Hades was never one to leave anything up to chance.
I almost order my men to the car, but if my arrival appears like I’m launching an attack, that’s exactly how Hades will respond. The Underworld has only been under siege once before. It was before my time, but word has it that it lasted over a month before some sort of agreement was put in place. Yasmina doesn’t have thirty days.
She might not have even one.
It takes me twenty minutes to reach the club. I can barely hold myself still as I take the elevators up. I have never had a problem containing my emotions when my goal was at hand. Emotion is something to manipulate in other people. Letting it get the best of me? Unacceptable.

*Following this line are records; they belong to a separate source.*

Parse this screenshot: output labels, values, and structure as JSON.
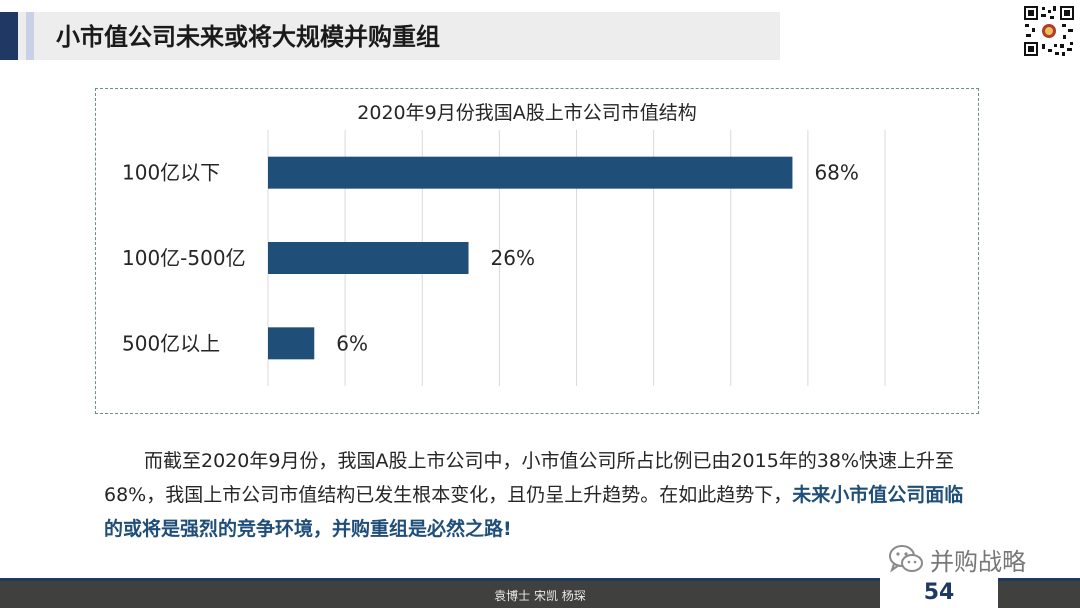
{
  "header": {
    "title": "小市值公司未来或将大规模并购重组"
  },
  "chart_data": {
    "type": "bar",
    "orientation": "horizontal",
    "title": "2020年9月份我国A股上市公司市值结构",
    "categories": [
      "100亿以下",
      "100亿-500亿",
      "500亿以上"
    ],
    "values": [
      68,
      26,
      6
    ],
    "data_labels": [
      "68%",
      "26%",
      "6%"
    ],
    "xlim": [
      0,
      80
    ],
    "grid": "vertical",
    "legend": "none",
    "bar_color": "#1f4e79"
  },
  "body": {
    "text_plain": "而截至2020年9月份，我国A股上市公司中，小市值公司所占比例已由2015年的38%快速上升至68%，我国上市公司市值结构已发生根本变化，且仍呈上升趋势。在如此趋势下，",
    "text_emphasis": "未来小市值公司面临的或将是强烈的竞争环境，并购重组是必然之路!"
  },
  "wechat": {
    "label": "并购战略",
    "icon": "wechat-icon"
  },
  "footer": {
    "authors": "袁博士 宋凯 杨琛",
    "page_number": "54"
  },
  "colors": {
    "accent_dark": "#1f3864",
    "bar": "#1f4e79",
    "emphasis": "#1f4e79"
  }
}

That’s not an option right now.
I keep thinking of the fear on Yasmina’s face that morning in the Underworld. The way she was willing to move to violence the night her father sold her in marriage to Ali. He will break her. I wasn’t lying when I told her that. I’m a monster, but at least I admit as much from the start. Ali plays the part of a hero, a good guy, and saves his dark deeds for private.
Meg meets me at the second set of elevators. She holds up her hands. “You don’t want to go up there looking like that.”
I plant my feet because I don’t trust myself to get close to her, not with Yasmina’s life and safety on the line. “You were there last night. You’re the one who put this into motion.”